Дилогия "Пиноккио. Лес" и "Пиноккио. Театр" -
изысканная роскошь, причем едва ли имеющая какие-то вменяемые
аналоги даже в прошлом, а в настоящем и обозримом будущем на что-то
похоже и вовсе рассчитывать больше не приходится. Я видел оба
спектакля на премьере, а премьера состоялась 3,5 года назад:
- тогда Короля в "Театре" еще играл Владимир Коренев, ныне
покойный, и был в брежневском имидже невероятно смешон, теперь в
той же роли задействован Олег Бажанов.. С тех пор многие артисты,
занятые в проекте, вышли в кино- и сериальные звезды, другие
остались преимущественно театральными, но тоже узнаваемы, я поймал
себя на том, что в первом акте второй части, трехактного "Театра" -
а это, по-моему, ключевая и кульминационная составляющая дилогии,
мне знакомы (и в основном лично тоже) практически все Арлекины и
Пьеро! Вообще, как сейчас мне очевидно, "Театр" с его
иррациональностью и (простите за тавтологию) театральностью -
универсальной, тотальной - мощнее, чем повествовательно-сказочный,
при всей метафоричности и фирменной юханановской ироничной
"эзотерике", открывающий дилогию "Лес". Хотя именно "Лес" задает
инвариантный для всего творчества Бориса Юхананова сюжетный мотив:
метафизическое путешествие-испытание героя-протагониста в поисках
собственной цельности и самости к "вочеловечению" (и далее, если
угодно и если получится, к "вобожествлению") из состояния тварного
и бессмысленного "голема". Хрестоматийный, расхожий образ Пиноккио,
деревяшки-марионетки, посредством неудач, катастроф вплоть до
гибели с последующим, однако, возрождением, "воскрешением", для
такого повода идеально годится, но удвоенный носатый деревянный
человечек, фантастически, сверх человеческих возможностей, казалось
бы, сыгранный актрисами Марией Беляевой и Светланой Найденовой
(специфическая пластика, интонации и тембр исполнительниц вызывают
прям-таки желание копировать их манеру ходить и говорить, настолько
они "заразительны", пускай их двойной персонаж и деревяшка
безмозглая), с оглядкой на все многочисленные "прототипы",
литературные и киношные, в анамнезе, к заданной (не им, но ему...)

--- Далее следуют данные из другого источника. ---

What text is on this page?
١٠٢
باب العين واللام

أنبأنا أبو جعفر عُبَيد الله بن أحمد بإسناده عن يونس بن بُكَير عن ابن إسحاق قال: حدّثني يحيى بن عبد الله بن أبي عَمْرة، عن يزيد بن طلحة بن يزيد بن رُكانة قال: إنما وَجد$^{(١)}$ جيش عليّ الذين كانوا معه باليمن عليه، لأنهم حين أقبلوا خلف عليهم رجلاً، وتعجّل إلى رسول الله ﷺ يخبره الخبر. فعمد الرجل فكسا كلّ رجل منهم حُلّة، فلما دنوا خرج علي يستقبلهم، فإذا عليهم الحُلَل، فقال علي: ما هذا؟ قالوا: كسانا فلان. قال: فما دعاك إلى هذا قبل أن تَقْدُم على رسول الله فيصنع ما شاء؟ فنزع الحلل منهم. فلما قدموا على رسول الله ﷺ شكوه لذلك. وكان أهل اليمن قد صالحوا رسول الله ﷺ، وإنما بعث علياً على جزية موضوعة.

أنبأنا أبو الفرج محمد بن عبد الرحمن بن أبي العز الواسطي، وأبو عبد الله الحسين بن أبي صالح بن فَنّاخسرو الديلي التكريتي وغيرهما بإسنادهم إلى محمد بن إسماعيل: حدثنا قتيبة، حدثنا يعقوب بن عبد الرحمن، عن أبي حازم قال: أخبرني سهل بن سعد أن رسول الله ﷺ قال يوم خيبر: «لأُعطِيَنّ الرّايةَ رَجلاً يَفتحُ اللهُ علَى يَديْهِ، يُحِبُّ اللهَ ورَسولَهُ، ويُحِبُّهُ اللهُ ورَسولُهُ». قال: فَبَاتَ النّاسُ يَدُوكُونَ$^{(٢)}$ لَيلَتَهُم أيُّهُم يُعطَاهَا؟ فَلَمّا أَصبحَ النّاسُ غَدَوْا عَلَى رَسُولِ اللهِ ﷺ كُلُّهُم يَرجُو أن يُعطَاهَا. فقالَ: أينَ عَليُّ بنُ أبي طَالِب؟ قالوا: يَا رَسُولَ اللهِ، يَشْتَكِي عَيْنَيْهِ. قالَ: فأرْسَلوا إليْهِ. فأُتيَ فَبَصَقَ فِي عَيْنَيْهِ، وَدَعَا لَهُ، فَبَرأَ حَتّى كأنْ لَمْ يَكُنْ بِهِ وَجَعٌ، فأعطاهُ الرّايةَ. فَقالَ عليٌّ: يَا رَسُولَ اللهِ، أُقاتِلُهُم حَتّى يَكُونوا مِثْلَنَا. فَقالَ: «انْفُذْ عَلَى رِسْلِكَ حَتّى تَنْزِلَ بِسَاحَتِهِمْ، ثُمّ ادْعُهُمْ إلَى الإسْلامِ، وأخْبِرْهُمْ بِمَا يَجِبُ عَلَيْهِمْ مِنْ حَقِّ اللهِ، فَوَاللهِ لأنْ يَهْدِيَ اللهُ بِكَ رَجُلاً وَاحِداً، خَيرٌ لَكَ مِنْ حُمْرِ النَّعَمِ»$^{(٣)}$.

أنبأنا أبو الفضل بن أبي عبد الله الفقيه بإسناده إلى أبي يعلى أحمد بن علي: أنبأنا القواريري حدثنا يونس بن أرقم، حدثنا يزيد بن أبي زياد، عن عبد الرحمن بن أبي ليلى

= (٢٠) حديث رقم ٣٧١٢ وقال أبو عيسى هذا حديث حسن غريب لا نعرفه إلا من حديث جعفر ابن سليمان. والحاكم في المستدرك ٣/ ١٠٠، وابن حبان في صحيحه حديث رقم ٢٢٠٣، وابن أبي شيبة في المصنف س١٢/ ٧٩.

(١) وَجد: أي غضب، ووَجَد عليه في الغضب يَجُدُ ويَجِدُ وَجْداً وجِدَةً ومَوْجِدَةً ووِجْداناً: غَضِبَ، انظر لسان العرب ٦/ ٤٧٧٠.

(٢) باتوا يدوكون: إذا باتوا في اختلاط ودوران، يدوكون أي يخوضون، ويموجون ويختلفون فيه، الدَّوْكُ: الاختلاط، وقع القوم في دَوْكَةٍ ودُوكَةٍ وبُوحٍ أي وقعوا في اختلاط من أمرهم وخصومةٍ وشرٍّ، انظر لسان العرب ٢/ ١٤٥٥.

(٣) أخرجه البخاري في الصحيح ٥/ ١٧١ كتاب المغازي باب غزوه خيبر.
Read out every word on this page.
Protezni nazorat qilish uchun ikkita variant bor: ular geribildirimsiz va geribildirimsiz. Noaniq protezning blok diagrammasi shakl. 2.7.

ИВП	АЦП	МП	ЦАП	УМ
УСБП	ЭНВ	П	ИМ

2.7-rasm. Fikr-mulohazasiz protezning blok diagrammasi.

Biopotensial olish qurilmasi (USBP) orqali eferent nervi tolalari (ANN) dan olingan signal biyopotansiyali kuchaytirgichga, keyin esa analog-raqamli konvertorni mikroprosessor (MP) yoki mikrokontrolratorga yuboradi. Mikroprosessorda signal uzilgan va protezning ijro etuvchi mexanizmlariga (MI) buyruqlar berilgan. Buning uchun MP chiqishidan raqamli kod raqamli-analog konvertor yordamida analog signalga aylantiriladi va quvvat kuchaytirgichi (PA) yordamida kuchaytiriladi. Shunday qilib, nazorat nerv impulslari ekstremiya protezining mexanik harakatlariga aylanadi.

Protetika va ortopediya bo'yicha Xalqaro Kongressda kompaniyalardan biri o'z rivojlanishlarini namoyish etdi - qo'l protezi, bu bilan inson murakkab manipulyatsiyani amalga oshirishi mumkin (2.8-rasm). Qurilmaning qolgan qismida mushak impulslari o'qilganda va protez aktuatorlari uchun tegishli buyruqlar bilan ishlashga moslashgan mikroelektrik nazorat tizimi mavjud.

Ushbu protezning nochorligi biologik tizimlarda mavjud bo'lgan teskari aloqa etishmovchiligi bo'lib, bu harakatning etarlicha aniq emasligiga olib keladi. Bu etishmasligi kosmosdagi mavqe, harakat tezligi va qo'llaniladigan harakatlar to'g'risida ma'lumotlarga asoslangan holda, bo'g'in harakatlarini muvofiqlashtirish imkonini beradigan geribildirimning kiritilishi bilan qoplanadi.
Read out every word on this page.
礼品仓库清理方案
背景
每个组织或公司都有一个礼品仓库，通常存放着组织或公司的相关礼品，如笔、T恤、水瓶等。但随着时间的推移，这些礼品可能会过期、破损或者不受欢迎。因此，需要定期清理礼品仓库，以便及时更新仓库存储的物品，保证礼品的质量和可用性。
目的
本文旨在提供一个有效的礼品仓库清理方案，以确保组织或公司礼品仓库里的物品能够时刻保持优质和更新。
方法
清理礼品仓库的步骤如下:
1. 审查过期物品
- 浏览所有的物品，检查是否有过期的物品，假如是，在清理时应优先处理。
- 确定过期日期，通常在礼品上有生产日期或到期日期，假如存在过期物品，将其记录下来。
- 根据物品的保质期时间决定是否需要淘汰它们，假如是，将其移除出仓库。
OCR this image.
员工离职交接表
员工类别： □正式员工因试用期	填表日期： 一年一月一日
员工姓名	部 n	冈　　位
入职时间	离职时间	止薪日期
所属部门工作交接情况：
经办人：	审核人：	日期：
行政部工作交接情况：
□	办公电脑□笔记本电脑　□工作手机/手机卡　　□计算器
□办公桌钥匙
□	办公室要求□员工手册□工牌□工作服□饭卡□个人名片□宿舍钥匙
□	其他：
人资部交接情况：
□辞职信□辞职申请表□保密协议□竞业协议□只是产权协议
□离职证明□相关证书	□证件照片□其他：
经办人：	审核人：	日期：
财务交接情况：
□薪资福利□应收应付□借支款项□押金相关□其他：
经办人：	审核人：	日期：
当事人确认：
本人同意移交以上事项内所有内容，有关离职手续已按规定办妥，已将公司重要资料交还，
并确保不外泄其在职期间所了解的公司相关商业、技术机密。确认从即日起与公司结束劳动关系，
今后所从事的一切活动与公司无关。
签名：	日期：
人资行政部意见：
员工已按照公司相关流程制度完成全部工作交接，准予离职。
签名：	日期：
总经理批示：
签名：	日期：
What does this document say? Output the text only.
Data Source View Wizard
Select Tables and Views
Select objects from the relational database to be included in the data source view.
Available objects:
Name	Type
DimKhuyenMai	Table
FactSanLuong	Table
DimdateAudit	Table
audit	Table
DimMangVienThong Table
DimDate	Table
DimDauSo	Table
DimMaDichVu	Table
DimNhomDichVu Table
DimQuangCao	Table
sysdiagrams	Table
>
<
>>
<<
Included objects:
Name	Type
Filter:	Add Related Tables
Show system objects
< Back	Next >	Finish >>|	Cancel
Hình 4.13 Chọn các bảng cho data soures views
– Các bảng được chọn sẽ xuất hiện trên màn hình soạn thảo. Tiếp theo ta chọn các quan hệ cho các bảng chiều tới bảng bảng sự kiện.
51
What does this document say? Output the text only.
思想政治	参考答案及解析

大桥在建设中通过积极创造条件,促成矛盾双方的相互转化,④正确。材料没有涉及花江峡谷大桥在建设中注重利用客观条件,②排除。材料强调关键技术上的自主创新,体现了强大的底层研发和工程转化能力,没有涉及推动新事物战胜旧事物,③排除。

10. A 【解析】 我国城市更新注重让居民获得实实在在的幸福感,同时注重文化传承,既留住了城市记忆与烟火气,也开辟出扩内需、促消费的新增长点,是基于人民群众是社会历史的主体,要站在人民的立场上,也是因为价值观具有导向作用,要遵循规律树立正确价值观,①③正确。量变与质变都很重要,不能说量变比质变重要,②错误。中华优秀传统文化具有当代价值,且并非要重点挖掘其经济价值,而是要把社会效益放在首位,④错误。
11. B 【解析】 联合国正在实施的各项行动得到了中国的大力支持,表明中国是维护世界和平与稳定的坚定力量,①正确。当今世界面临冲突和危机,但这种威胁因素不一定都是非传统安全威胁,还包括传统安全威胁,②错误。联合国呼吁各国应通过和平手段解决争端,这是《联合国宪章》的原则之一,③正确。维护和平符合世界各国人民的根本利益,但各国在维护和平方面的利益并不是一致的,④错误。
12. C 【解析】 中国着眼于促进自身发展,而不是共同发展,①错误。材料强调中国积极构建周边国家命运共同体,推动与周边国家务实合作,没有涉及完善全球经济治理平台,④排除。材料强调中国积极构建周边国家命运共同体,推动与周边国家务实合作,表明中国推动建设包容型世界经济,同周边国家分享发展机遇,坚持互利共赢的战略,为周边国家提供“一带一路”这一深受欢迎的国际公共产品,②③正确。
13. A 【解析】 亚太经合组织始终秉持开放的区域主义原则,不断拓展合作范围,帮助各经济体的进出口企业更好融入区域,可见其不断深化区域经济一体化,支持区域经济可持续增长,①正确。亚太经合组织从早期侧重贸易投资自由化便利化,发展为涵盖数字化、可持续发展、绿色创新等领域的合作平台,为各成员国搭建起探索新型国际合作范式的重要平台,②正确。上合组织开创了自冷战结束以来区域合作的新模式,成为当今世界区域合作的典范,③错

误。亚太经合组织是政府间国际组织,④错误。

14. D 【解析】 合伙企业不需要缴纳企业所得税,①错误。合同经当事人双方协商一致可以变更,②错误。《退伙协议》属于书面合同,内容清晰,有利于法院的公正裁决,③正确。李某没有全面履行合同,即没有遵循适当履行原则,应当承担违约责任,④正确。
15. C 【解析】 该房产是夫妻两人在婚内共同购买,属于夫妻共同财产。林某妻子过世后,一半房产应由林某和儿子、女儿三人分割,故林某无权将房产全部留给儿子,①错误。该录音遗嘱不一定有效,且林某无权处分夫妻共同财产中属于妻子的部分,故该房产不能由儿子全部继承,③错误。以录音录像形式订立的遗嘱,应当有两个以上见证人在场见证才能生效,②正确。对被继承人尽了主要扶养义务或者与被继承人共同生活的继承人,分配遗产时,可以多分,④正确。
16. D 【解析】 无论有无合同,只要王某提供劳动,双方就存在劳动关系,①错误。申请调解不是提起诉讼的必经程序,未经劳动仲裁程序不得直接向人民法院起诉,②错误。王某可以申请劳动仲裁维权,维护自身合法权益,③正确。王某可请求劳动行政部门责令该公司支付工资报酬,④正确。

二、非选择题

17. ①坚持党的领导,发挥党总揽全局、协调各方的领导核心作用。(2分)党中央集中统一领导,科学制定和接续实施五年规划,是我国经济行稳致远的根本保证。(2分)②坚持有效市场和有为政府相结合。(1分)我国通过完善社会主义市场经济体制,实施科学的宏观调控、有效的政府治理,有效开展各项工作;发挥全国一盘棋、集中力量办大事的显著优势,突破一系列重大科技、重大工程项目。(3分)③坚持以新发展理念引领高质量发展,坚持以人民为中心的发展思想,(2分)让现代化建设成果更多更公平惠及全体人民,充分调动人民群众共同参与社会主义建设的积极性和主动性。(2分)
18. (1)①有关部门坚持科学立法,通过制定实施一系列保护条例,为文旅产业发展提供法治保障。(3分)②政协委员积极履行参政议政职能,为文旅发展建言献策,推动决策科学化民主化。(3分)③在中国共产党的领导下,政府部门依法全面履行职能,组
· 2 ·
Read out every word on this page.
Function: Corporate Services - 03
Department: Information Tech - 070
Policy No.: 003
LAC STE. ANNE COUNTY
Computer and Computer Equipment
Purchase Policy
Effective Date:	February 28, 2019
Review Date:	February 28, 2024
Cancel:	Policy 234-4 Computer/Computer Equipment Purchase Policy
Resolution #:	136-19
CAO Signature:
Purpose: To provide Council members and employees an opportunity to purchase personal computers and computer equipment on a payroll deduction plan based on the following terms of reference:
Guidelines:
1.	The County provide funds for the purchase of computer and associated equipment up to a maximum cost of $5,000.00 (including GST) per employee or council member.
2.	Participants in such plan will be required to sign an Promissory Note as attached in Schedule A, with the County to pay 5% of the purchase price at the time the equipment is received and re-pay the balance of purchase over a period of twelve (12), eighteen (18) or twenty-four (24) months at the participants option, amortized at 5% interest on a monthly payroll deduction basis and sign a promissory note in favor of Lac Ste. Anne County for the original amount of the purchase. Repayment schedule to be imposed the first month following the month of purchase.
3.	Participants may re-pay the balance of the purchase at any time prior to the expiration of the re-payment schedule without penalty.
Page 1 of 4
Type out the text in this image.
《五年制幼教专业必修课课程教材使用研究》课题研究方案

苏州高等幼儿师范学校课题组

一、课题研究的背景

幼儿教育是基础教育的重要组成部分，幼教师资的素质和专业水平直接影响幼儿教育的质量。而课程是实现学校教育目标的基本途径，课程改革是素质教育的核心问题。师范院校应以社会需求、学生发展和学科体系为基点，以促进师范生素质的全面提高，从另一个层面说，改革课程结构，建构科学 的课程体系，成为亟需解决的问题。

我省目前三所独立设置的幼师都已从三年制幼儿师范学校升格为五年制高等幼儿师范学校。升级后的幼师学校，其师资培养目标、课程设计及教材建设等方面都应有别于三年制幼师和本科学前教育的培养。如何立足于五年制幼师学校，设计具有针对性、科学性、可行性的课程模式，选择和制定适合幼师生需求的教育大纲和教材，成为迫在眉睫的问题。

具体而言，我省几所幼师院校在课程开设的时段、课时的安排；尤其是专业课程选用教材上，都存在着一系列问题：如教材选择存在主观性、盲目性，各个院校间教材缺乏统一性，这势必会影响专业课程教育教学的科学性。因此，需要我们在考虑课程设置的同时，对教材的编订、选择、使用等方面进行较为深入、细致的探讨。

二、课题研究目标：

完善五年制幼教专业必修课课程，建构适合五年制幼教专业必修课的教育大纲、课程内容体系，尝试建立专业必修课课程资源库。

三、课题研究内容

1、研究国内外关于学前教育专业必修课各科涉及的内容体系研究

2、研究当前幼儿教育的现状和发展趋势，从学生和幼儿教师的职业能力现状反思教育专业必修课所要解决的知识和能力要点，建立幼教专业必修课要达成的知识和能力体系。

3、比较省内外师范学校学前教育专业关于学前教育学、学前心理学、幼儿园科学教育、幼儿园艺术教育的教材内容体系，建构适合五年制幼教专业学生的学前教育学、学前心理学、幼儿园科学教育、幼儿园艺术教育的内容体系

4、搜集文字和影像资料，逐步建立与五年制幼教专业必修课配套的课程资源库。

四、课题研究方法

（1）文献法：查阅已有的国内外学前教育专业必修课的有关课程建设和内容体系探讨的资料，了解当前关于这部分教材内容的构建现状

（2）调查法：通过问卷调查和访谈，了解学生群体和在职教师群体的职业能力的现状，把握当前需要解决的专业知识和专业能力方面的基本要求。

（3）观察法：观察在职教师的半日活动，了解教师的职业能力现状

цели идет через игровые театральные практики - и тут Борис Юхананов
выступает последовательным учеником Анатолия Васильева, сколь ни
далеко его собственный театр отстоял бы от васильевского структурно
и визуально (да может, не так уж и далек - просто за динамикой
творчества Анатолия Васильева удается следить лишь спорадически,
однако ж вот недавняя серия его "открытых репетиций" пьесы Кольтеса
"Западная пристань" в МХТ показала, что та же пресловутая, с
Юханановым в первую очередь сейчас ассоциируемая
"процессуальность", и мэтру отнюдь не чужда). Неслучайно имя
Анатолия Васильева упоминается в "Пиноккио. Театре" прямым текстом
- особенно персонажем Игоря Лысова (тоже васильевский ученик, хотя
сам давно уж мастер), одной из ипостасей директора театра
Манджафокко (за вторую выступает Юрий Дуванов, работающий в ином,
более сдержанном ключе), а еще чаще, что характерно - и чаще, чем
на момент премьеры, что тоже характерно! - упоминается имя
Константина Богомолова,(между тем звучавшие в премьерных
спектаклях фамилии Додин и Женовач списаны в утиль) и вовсе не
в связи с его заявлениями или даже постановками, уже и про
"Волшебную гору", осуществленную Богомоловым на площадке
Электротеатра, особо не вспоминают (хотя спектакль был в своем роде
уникальный и знаковый, я успел посмотреть его четырежды, два раза с
участием режиссера и еще два с заменившим его Валерой Гориным),
просто юханановский опус, принципиально незавершенный и нарративно,
и "ритуально", включает импровизации, построенные на
стилизационно-пародийной методике дель арте, предполагает отражение
изменчивой реальности вокруг; реальность социально-политическая
Бориса Юхананова и в лучшие времена не интересовала, а теперь ее
спокойнее и вовсе игнорировать (по этому поводу герои "Театра"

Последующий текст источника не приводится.